Team Sky also believe their computers have been hacked by critics convinced that Froome is using performance-enhancing drugs.
|Analysis from BBC Sport's Matt Slater at the Tour|
|French newspapers, radio shows and TV programmes have openly questioned whether Froome is clean, usually citing his poor early record in Grand Tours as evidence and the US Postal-like control of the race that Team Sky has exerted - US Postal being Lance Armstrong's team.|
|The fact that some of this "debate" is being generated by former dopers-turned-Tour pundits, such as Laurent Jalabert and Michael Rasmussen, has not raised the eyebrows it should. Team Sky are furious about this, blaming this commentary for creating the increasingly poisonous atmosphere.|
The Kenya-born rider, who won the 2013 Tour, said on Tuesday he is racing clean but understood questions because of the history of the sport.
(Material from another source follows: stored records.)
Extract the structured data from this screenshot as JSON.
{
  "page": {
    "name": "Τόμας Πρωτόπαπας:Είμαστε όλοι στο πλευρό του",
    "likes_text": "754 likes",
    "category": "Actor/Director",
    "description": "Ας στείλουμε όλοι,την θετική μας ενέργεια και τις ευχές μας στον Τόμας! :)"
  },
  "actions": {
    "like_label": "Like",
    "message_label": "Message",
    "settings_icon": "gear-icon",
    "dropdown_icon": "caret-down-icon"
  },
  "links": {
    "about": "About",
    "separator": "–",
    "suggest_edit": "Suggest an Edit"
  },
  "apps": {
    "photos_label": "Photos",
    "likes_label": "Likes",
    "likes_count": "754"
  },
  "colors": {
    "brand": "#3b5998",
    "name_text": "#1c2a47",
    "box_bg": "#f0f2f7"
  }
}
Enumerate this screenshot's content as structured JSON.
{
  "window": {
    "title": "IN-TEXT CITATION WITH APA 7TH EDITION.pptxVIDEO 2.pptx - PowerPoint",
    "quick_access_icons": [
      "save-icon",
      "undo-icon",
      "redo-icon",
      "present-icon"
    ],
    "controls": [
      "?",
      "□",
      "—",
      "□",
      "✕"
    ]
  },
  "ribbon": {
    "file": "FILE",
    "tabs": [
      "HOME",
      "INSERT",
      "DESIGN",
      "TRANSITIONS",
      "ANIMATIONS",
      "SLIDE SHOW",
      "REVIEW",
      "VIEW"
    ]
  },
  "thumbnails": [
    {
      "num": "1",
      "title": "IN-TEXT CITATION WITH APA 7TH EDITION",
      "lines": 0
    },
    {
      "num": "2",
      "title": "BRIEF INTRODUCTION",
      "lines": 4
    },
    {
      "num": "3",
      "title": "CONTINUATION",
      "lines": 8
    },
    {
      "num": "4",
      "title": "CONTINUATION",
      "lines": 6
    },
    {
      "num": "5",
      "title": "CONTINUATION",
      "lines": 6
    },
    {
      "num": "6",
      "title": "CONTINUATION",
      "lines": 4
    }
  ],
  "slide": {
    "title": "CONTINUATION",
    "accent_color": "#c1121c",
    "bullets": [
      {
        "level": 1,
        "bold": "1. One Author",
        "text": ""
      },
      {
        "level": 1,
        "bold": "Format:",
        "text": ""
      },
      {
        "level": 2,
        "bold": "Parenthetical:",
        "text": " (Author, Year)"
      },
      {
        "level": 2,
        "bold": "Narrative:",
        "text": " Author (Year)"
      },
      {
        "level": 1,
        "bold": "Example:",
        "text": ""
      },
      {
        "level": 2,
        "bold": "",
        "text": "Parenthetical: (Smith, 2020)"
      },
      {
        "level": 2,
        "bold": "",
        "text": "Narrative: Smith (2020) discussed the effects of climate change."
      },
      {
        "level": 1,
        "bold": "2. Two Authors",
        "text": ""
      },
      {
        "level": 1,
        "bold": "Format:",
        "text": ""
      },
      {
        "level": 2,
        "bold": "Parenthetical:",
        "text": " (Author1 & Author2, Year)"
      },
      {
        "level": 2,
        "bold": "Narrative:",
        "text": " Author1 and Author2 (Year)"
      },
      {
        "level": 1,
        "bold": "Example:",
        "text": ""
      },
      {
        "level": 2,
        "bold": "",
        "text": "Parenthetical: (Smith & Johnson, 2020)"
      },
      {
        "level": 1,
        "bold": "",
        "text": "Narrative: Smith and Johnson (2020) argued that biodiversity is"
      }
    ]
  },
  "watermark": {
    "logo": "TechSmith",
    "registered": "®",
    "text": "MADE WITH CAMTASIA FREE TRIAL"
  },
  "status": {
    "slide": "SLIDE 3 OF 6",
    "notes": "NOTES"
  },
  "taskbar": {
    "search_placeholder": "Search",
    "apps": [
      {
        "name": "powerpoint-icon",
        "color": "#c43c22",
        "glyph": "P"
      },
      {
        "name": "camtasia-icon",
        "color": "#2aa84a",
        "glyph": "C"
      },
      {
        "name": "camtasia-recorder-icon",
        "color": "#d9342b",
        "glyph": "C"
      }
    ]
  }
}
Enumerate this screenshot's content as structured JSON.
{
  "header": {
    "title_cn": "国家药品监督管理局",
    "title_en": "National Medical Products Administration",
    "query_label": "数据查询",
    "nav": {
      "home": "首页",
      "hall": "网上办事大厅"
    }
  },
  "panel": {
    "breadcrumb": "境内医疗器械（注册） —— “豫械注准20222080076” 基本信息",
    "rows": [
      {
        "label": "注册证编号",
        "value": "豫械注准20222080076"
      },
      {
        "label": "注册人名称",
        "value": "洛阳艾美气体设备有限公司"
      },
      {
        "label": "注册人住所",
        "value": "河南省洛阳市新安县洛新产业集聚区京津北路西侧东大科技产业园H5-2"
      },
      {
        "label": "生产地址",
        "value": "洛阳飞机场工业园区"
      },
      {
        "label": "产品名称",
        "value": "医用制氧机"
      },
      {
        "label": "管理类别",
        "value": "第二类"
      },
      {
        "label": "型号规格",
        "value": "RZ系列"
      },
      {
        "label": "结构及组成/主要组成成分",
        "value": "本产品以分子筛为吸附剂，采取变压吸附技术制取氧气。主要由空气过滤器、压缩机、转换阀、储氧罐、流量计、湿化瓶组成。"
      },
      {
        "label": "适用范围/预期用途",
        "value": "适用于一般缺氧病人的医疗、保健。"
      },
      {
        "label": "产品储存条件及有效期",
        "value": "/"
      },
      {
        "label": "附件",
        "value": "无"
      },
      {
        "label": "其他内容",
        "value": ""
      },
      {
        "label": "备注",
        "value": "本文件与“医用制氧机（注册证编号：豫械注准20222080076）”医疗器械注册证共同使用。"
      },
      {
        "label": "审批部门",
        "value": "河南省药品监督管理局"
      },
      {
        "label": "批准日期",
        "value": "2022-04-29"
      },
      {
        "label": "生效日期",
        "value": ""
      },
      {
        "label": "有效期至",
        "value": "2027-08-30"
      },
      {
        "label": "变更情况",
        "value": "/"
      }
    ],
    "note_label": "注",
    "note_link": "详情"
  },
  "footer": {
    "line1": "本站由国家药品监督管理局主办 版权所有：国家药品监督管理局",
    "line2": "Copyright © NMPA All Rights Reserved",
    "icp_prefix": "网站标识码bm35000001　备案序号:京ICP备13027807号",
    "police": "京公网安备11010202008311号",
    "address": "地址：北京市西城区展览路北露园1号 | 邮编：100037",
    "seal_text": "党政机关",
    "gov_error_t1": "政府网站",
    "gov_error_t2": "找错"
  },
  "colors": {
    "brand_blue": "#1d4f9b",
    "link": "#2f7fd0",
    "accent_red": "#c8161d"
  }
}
Former Tour de France winner Lance Armstrong was stripped of seven titles after he admitted doping.
But after the attack on the 187.5km stage from Rodez to Mende, Froome said he blamed the media for "irresponsible reporting" rather than supporters.
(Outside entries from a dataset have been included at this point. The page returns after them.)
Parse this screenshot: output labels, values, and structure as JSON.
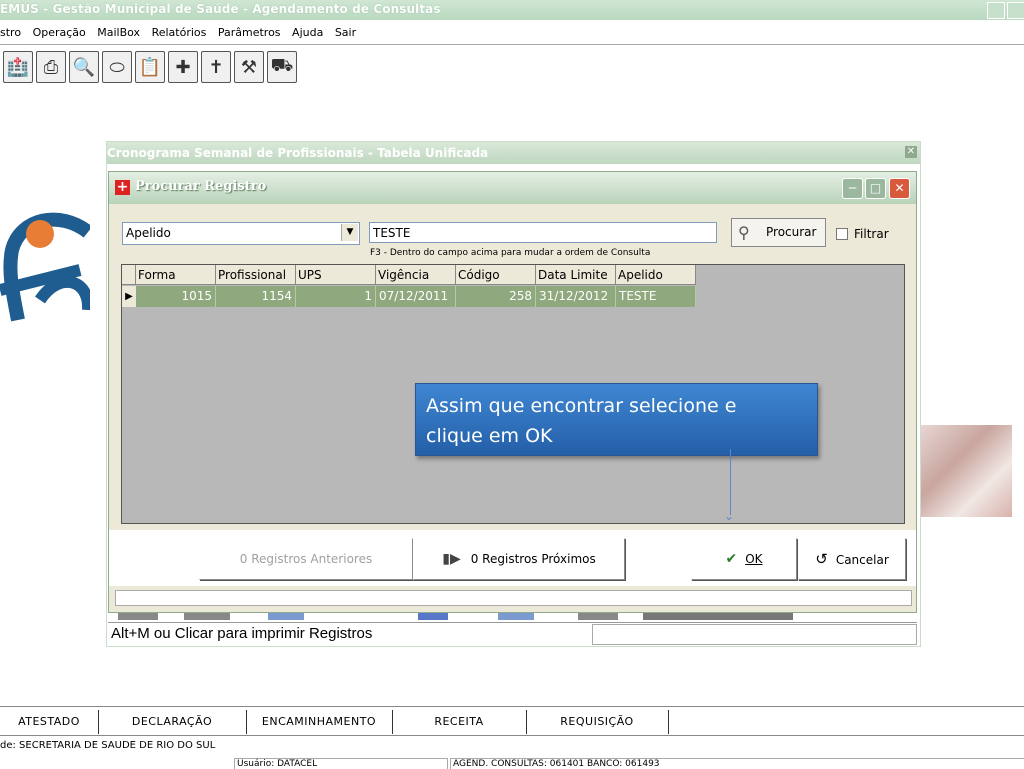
{
  "app": {
    "title": "EMUS - Gestão Municipal de Saúde - Agendamento de Consultas"
  },
  "menu": [
    "stro",
    "Operação",
    "MailBox",
    "Relatórios",
    "Parâmetros",
    "Ajuda",
    "Sair"
  ],
  "toolbar_icons": [
    "hospital-icon",
    "printer-icon",
    "search-doc-icon",
    "pill-icon",
    "clipboard-icon",
    "syringe-icon",
    "cross-icon",
    "medkit-icon",
    "ambulance-icon"
  ],
  "child_window": {
    "title": "Cronograma Semanal de Profissionais - Tabela Unificada",
    "status_text": "Alt+M ou Clicar para imprimir Registros"
  },
  "dialog": {
    "title": "Procurar Registro",
    "order_select": "Apelido",
    "search_value": "TESTE",
    "hint": "F3 - Dentro do campo acima para mudar a ordem de Consulta",
    "search_button": "Procurar",
    "filter_label": "Filtrar",
    "columns": [
      "Forma",
      "Profissional",
      "UPS",
      "Vigência",
      "Código",
      "Data Limite",
      "Apelido"
    ],
    "rows": [
      [
        "1015",
        "1154",
        "1",
        "07/12/2011",
        "258",
        "31/12/2012",
        "TESTE"
      ]
    ],
    "prev_button": "0 Registros Anteriores",
    "next_button": "0 Registros Próximos",
    "ok_button": "OK",
    "cancel_button": "Cancelar"
  },
  "callout": {
    "line1": "Assim que encontrar  selecione e",
    "line2": "clique em OK"
  },
  "bottom_tabs": [
    "ATESTADO",
    "DECLARAÇÃO",
    "ENCAMINHAMENTO",
    "RECEITA",
    "REQUISIÇÃO"
  ],
  "status": {
    "unit": "de: SECRETARIA DE SAUDE DE RIO DO SUL",
    "user": "Usuário: DATACEL",
    "agenda": "AGEND. CONSULTAS: 061401 BANCO: 061493"
  }
}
Froome told ITV4: "A lot of the reporting on the race has been very irresponsible - the individuals know who they are.
"We have had some fantastic support, we've seen a great number of fans in the race and a lot of the media has been fantastic."
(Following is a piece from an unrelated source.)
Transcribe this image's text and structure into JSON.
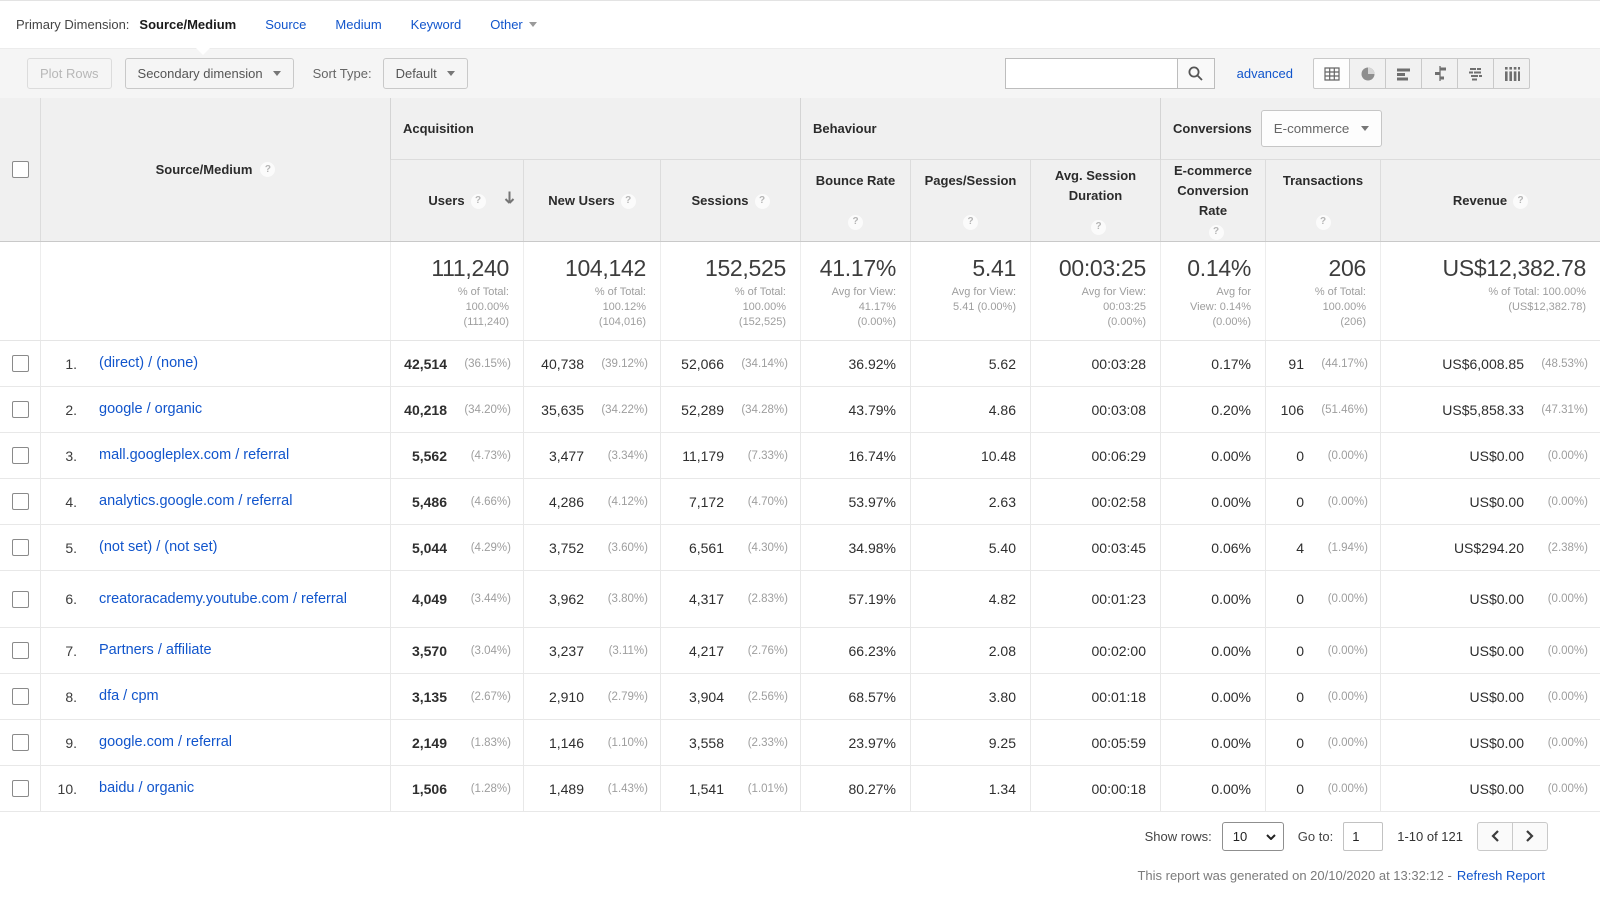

Team Sky's Geraint Thomas said he had been booed while racing and said he had never seen an atmosphere like the one at this year's Tour de France.
"They loved us last year when we were losing," the Welsh rider said.
The 29-year-old was also critical of former rider Michael Rasmussen, who held the yellow jersey in 2007 but admitted doping for 12 years and is now back on Tour as a journalist.
"Ex-dopers, people like Michael Rasmussen, they know no other way," Thomas said of the Dane. "They are cheats and always will be cheats and they can't see a good rider as a good rider. That's really frustrating. Guys like that, what is he even doing here? It's a shame that the media give him a voice."
|GB Cycling's Shane Sutton on Froome treatment|
|"It's appalling. The team are focused and strong characters. This is just a few mindless individuals trying to upset things.|
|"I don't think Chris can do any more. He can only turn up for testing, turn up and perform."|
|Sutton, former Team Sky head coach, was speaking on BBC Radio 5 Live's Sportsweek|
Rasmussen had questioned Thomas's climbing ability, while French commentators Laurent Jalabert and Cedric Vasseur - both former riders - have asked questions of Froome.
"I think it's really disappointing," said Froome of Jalabert and Vasseur. "Those are the guys that a lot of people look up to. And here they are casting doubt on current cycling and a clean cyclist and a clean team."
Despite Saturday's incident, Froome said he remained undeterred in his pursuit of a second Tour title and said the criticism had galvanised Team Sky.
"It is pulling us together as a unit," Froome added. "We feel as though we are under siege a little bit but it is a minority of people doing it.
"We work extremely hard to do what we do and it has nothing got nothing to do with doping."